Better yet, maybe an “I’m here to help.” And then help.
Take caregiving, for example. According to a report issued by the National Alliance for Caregiving and AARP, 42 million Americans provide assistance to older family members. Forty to seventy percent of family caregivers report clinical symptoms of depression, and 23% claim that caregiving has negatively affected their physical health. And get this! A Stanford University study reported that 41% of Alzheimer’s caregivers die from stress-related disorders before the patient dies, and caregivers have a 63% higher mortality rate than non-caregivers.
Yesterday, a friend copied a letter from a Christian woman who is struggling with 24/7/365 caregiver duties. “Sometimes I feel guilty for feeling cranky.” Talk about heaping pain upon pain! Caregiving duties are exhausting. Those individuals have not only their own physical limitations that provoke them to grouchiness but also the needs and wants of the person they are tending. Add to that an emotional involvement with the loved one they care for, and it’s no wonder they are not skipping merrily along.
Talk to people trying to keep an advanced Alzheimer/Dementia family member in their home, never knowing if that person will stray from the house, cuss them out, slug them or make unreasonable demands on them. “Pick those spiders off the ceiling.” “Sit here and talk to me, Don” (the deceased spouse). “Cook something I like for a change.” “You look ugly today.”
Years ago when I was teaching, I would arrange for my speech students to go to the nursing home to play Bingo with the residents. Typically, the high schoolers were terrified of the elderly, but my goal was for them to learn to communicate with everyone, no matter the age.

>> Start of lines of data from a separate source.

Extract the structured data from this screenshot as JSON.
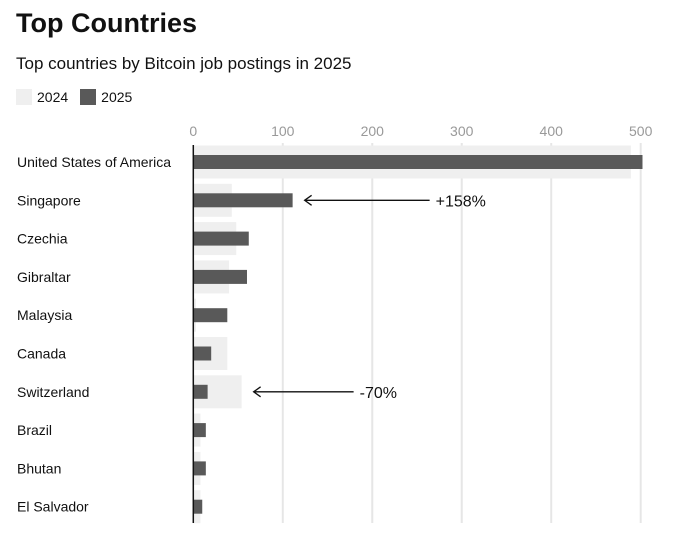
{
  "chart_data": {
    "type": "bar",
    "orientation": "horizontal",
    "title": "Top Countries",
    "subtitle": "Top countries by Bitcoin job postings in 2025",
    "categories": [
      "United States of America",
      "Singapore",
      "Czechia",
      "Gibraltar",
      "Malaysia",
      "Canada",
      "Switzerland",
      "Brazil",
      "Bhutan",
      "El Salvador"
    ],
    "series": [
      {
        "name": "2024",
        "color": "#efefef",
        "values": [
          489,
          43,
          48,
          40,
          3,
          38,
          54,
          8,
          8,
          8
        ]
      },
      {
        "name": "2025",
        "color": "#595959",
        "values": [
          502,
          111,
          62,
          60,
          38,
          20,
          16,
          14,
          14,
          10
        ]
      }
    ],
    "xlim": [
      0,
      500
    ],
    "xticks": [
      0,
      100,
      200,
      300,
      400,
      500
    ],
    "grid": true,
    "legend_position": "top-left",
    "annotations": [
      {
        "category": "Singapore",
        "text": "+158%"
      },
      {
        "category": "Switzerland",
        "text": "-70%"
      }
    ]
  }
}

Each student was assigned a Bingo partner who, as it turned out, took the game seriously. After all, there was a quarter to be won.
We had been playing for about 10 minutes when Chad mouthed to me across the table that his companion-lady told him to cheat. What should he do? I shook my head “no” and he told her that he could not do that. She threw a fit, yelling at him for not being her friend. As an aide pushed her wheelchair away from the game room, she continued her tirade.
Rosalyn Carter said it well: “There are only four kinds of people in the world–those who have been caregivers, those who are currently caregivers, those who will be caregivers and those who will need caregivers.” According to Pastor David Huss in his article “Helping the Helpers,” “Caregivers need to watch for exhaustion from the details, frustration from not having time for self, guilt for wishing they did not have those attitudes and feelings, anger that other people don’t help more than they do and concern that personal irritability will affect their caregiving and personal health.”
Couple the demands on the caregiver with the lack of affordability for a reprieve from their duties, and it’s no wonder these individuals get cranky. When they seek support from fellow Christians who insensitively recite Colossians 3:23 (“Whatever you do, work at it with all your heart…”), well, there’s that guilt thing again.
So, today I’m playing the part of a spiritual counselor for those caretakers who are burned out. Today, you get a “Cranky Pass.” No guilt allowed. It’s called grace. Don’t thank me. I’m just passing it on from the Lord.